What the city did was more than just stop investing in infrastructure in North Omaha; it ceased
investing in the spaces of possibility for people—churches, parks, hospitals, schools, sidewalks,
businesses, homes. Up and down 24th Street stand emblems of that neglect: abandoned lots,
boarded-up buildings, the possibility that drew so many to Omaha, stuck in the ashes of the past.

As palpable as the history was, the sense of possibility was also present. There are stewards of this
possibility. Ms.
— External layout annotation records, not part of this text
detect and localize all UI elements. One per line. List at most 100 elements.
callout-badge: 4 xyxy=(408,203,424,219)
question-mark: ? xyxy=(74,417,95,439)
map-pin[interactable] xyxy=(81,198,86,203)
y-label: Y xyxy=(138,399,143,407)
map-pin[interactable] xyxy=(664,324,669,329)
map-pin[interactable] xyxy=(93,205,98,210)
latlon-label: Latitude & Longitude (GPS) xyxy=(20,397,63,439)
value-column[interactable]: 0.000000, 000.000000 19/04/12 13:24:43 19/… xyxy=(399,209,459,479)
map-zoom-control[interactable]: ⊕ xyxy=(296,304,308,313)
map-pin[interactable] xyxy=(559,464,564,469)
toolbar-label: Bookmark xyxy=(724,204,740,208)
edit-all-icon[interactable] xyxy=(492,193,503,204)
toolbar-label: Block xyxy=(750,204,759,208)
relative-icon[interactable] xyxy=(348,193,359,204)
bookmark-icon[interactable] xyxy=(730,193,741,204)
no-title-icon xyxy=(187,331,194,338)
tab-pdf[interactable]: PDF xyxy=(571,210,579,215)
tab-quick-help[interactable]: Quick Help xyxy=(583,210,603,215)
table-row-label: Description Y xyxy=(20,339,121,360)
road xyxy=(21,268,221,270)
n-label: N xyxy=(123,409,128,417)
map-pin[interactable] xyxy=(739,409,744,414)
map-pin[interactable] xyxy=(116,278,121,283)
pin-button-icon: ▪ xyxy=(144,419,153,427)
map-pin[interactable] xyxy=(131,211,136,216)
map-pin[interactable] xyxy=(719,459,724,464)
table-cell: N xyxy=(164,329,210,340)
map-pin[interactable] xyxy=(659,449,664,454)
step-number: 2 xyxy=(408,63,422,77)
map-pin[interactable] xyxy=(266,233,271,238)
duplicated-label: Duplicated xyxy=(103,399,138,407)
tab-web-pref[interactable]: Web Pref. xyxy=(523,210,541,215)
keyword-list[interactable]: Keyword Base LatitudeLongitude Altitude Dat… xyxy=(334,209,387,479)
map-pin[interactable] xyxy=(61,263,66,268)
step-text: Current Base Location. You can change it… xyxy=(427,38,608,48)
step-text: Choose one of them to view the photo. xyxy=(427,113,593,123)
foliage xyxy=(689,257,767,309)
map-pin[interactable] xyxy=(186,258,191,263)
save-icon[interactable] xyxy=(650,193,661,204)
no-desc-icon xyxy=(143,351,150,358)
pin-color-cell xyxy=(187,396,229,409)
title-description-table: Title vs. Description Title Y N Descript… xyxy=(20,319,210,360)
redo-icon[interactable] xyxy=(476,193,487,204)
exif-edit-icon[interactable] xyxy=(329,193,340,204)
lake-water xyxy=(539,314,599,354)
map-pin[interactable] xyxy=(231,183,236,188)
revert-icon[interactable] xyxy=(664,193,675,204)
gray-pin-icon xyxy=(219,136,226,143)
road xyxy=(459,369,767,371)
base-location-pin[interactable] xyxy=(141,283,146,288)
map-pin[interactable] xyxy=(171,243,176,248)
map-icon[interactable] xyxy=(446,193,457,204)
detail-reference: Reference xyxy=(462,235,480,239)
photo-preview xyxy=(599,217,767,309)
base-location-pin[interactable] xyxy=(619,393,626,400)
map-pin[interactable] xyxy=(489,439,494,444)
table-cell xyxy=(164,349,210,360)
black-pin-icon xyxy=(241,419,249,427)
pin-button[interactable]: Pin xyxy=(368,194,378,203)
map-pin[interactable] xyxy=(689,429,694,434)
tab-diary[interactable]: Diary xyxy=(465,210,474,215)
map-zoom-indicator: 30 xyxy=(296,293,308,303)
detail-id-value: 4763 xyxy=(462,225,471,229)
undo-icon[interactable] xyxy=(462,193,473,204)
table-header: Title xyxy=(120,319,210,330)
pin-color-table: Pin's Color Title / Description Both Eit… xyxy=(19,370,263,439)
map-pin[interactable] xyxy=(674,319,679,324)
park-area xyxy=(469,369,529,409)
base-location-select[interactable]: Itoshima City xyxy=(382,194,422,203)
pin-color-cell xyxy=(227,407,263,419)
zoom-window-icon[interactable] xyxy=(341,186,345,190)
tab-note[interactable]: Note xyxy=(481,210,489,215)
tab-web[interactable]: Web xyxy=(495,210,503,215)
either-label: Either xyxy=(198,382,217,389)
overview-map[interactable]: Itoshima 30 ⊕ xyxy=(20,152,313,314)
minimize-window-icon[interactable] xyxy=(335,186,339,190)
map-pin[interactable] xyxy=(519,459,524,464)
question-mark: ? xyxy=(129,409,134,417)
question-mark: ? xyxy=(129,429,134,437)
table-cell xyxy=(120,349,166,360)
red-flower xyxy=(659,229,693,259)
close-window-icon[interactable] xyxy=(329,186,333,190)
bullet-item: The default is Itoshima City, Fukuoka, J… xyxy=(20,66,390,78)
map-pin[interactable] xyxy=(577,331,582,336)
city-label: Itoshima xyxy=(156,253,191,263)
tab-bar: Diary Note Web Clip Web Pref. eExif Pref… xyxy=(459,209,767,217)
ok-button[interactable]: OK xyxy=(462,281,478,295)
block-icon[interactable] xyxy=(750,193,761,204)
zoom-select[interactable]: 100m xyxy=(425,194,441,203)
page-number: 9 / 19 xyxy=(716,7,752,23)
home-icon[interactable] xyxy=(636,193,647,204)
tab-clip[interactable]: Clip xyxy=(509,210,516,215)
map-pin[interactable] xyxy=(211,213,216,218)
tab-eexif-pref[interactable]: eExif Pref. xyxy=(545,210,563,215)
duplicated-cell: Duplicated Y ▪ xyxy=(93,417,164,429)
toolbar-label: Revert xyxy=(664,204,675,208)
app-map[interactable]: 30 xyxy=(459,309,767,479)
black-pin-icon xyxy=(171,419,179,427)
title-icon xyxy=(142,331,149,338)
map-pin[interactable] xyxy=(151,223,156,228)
Nancy, affectionately referred to by everyone who knows her, poured that
stewardship into No More Empty Pots, an organization in North Omaha dedicated to nourishing
people and the community, built on the foundational belief that food can be a gateway to healing,
repair, and transformation. Hearing Ms. Nancy speak about the emotional generosity that emerges
when food becomes nourishment and transcends mere subsistence is like watching a vision being
constructed in real time. This vision has led to the expansion of No More Empty Pots to include a
greenhouse with the sole aim of producing organic produce for community members, beginning to
nourish the people from the inside out.

The potential that Ms. Nancy has felt since moving to Omaha has always been in the air; they are the
fissures of that same sense of possibility that drew migrants and immigrants here centuries ago. Call
it remnants of the buildings that once stood on North 24th, or embers of ancestral dreams, but it’s
still here. It fuels the work and the desire to keep showing up, to remind people that the creation of
a community is a shared vision and that they, too, matter in its formation.
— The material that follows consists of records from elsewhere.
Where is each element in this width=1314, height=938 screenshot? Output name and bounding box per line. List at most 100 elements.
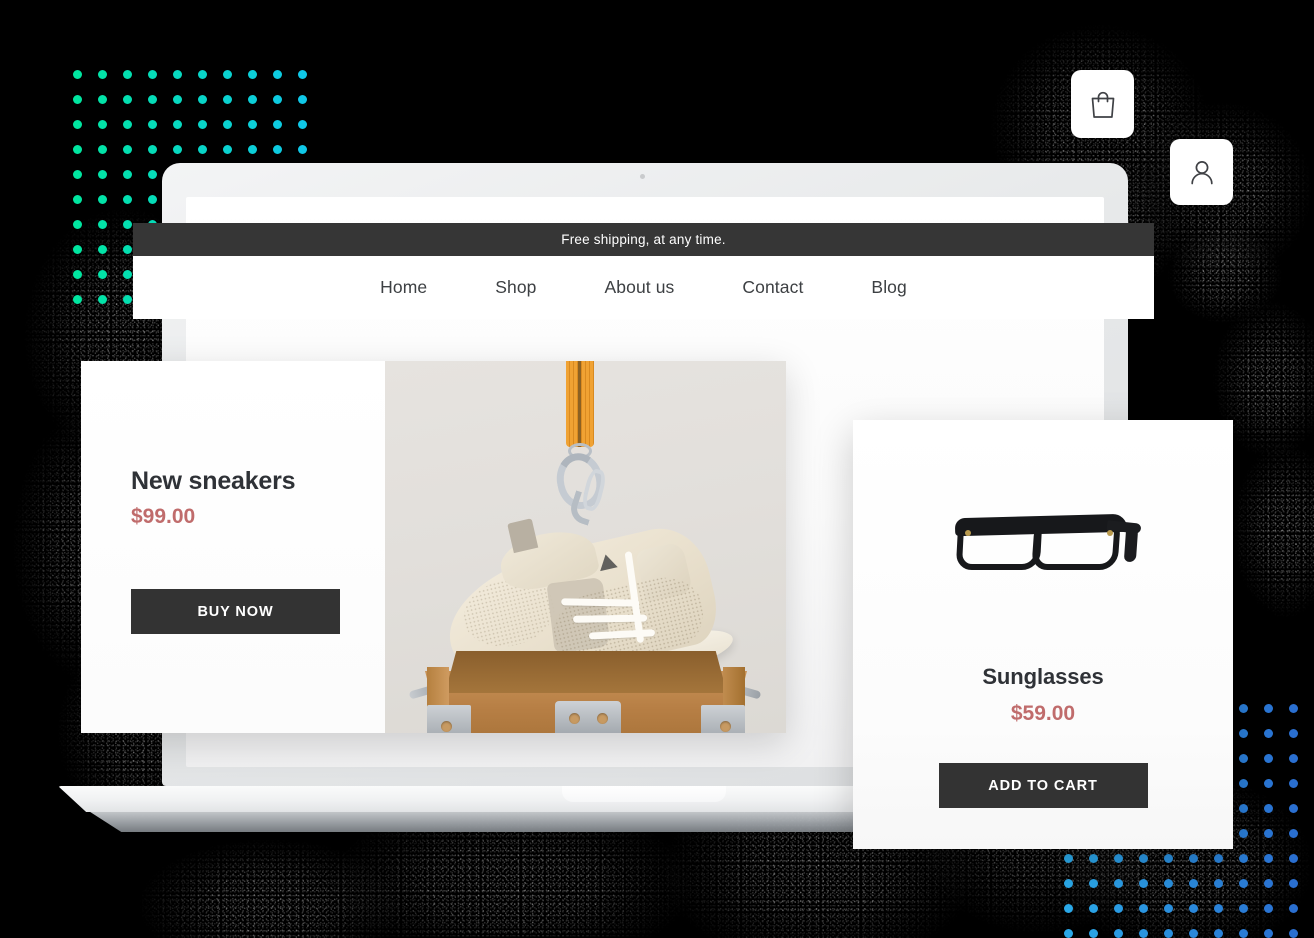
- teal-dot: [123, 195, 132, 204]
- blue-dot: [1064, 879, 1073, 888]
- blue-dot: [1264, 829, 1273, 838]
- blue-dot: [1239, 704, 1248, 713]
- blue-dot: [1289, 754, 1298, 763]
- nav-item-contact[interactable]: Contact: [708, 277, 837, 298]
- sunglasses-rivet: [965, 530, 971, 536]
- teal-dot: [123, 70, 132, 79]
- teal-dot: [173, 170, 182, 179]
- blue-dot: [1214, 879, 1223, 888]
- blue-dot: [1189, 854, 1198, 863]
- teal-dot: [248, 70, 257, 79]
- teal-dot: [73, 70, 82, 79]
- noise-blob: [1160, 220, 1290, 330]
- teal-dot: [223, 195, 232, 204]
- shopping-bag-button[interactable]: [1071, 70, 1134, 138]
- user-icon: [1187, 157, 1217, 187]
- teal-dot: [273, 120, 282, 129]
- nav-item-about-us[interactable]: About us: [571, 277, 709, 298]
- product-title-sunglasses: Sunglasses: [982, 664, 1104, 689]
- blue-dot: [1239, 804, 1248, 813]
- account-button[interactable]: [1170, 139, 1233, 205]
- teal-dot: [248, 95, 257, 104]
- teal-dot: [123, 245, 132, 254]
- blue-dot: [1239, 929, 1248, 938]
- teal-dot: [73, 195, 82, 204]
- teal-dot: [73, 270, 82, 279]
- product-price-sunglasses: $59.00: [1010, 702, 1076, 725]
- teal-dot: [298, 95, 307, 104]
- nav-item-home[interactable]: Home: [346, 277, 461, 298]
- teal-dot: [273, 195, 282, 204]
- teal-dot: [73, 120, 82, 129]
- teal-dot: [298, 120, 307, 129]
- teal-dot: [173, 145, 182, 154]
- teal-dot: [223, 170, 232, 179]
- teal-dot: [173, 120, 182, 129]
- blue-dot: [1114, 879, 1123, 888]
- blue-dot: [1239, 879, 1248, 888]
- sunglasses-illustration: [954, 506, 1142, 576]
- announcement-bar: Free shipping, at any time.: [133, 223, 1154, 256]
- blue-dot: [1064, 854, 1073, 863]
- announcement-text: Free shipping, at any time.: [561, 232, 726, 247]
- crate-bolt: [441, 721, 452, 732]
- blue-dot: [1239, 904, 1248, 913]
- teal-dot: [73, 245, 82, 254]
- blue-dot: [1289, 829, 1298, 838]
- noise-blob: [120, 830, 420, 938]
- teal-dot: [98, 120, 107, 129]
- product-image-sunglasses: [853, 420, 1233, 626]
- teal-dot: [298, 70, 307, 79]
- blue-dot: [1164, 879, 1173, 888]
- teal-dot: [273, 170, 282, 179]
- blue-dot: [1139, 904, 1148, 913]
- crate-bolt: [720, 721, 731, 732]
- product-card-sneakers: New sneakers $99.00 BUY NOW: [81, 361, 786, 733]
- teal-dot: [98, 220, 107, 229]
- teal-dot: [198, 170, 207, 179]
- blue-dot: [1264, 879, 1273, 888]
- teal-dot: [248, 195, 257, 204]
- shoe-lace: [561, 598, 640, 607]
- teal-dot: [123, 295, 132, 304]
- teal-dot: [148, 195, 157, 204]
- blue-dot: [1214, 929, 1223, 938]
- blue-dot: [1264, 779, 1273, 788]
- add-to-cart-button[interactable]: ADD TO CART: [938, 763, 1148, 808]
- blue-dot: [1164, 854, 1173, 863]
- blue-dot: [1239, 779, 1248, 788]
- teal-dot: [273, 70, 282, 79]
- blue-dot: [1264, 754, 1273, 763]
- teal-dot: [73, 145, 82, 154]
- teal-dot: [98, 145, 107, 154]
- blue-dot: [1289, 904, 1298, 913]
- teal-dot: [223, 145, 232, 154]
- nav-item-shop[interactable]: Shop: [461, 277, 570, 298]
- teal-dot: [98, 70, 107, 79]
- product-price-sneakers: $99.00: [131, 505, 196, 528]
- buy-now-button[interactable]: BUY NOW: [131, 589, 340, 634]
- teal-dot: [298, 145, 307, 154]
- crate-bolt: [597, 713, 608, 724]
- blue-dot: [1289, 779, 1298, 788]
- teal-dot: [73, 295, 82, 304]
- noise-blob: [1225, 430, 1314, 630]
- teal-dot: [123, 95, 132, 104]
- crate-interior: [445, 651, 727, 693]
- blue-dot: [1139, 929, 1148, 938]
- product-card-sunglasses: Sunglasses $59.00 ADD TO CART: [853, 420, 1233, 849]
- nav-item-blog[interactable]: Blog: [837, 277, 940, 298]
- teal-dot: [173, 95, 182, 104]
- blue-dot: [1114, 904, 1123, 913]
- blue-dot: [1189, 929, 1198, 938]
- product-title-sneakers: New sneakers: [131, 467, 296, 495]
- crate-metal-bracket: [555, 701, 621, 733]
- shoe-pull-tab: [507, 518, 539, 554]
- teal-dot: [198, 95, 207, 104]
- blue-dot: [1139, 879, 1148, 888]
- blue-dot: [1264, 854, 1273, 863]
- teal-dot: [173, 195, 182, 204]
- blue-dot: [1289, 929, 1298, 938]
- teal-dot: [98, 295, 107, 304]
- product-info-sneakers: New sneakers $99.00 BUY NOW: [81, 361, 385, 733]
That conviction that people matter is embedded in every aspect of Heart Ministry, which is designed
and built as a space of care, not charity. People aren’t just handed bags of food and sent away; they
shop for their food and navigate the aisles as they would in a grocery store. I remember being
younger and visiting food pantries with my family, shrouded in shame and aware that, to receive, we
needed to abandon any sense of choice, dignity, and assume a hollowed-out existence of
unmeasured gratitude. At Heart Ministry, people are not expected to be grateful for what is given;
choice isn’t sacrificed for grace because food and access involve something different— a reordering
of how we practice care and how we give.

As much as parts of Omaha felt concave to history, everyone I spoke to—those born here, raised
here, those who came and never left, and those who left and returned—had, in their own way, heard
the reverberations of that call of possibility. You don’t stay in a place unless you believe in it, unless
you love it enough to witness its magnificence. I believe that’s why so many Black people and
immigrants across this country have remained in places that seek to hollow out communities. We’ve
heard echoes of that same possibility, we believe in the work to make possible what is now, what is
present — in the air, in the trees, and in the earth. Remaining, rebuilding, recreating, and redesigning.
These are acts of restoration, not just of buildings, but of people, of community, and of possibility.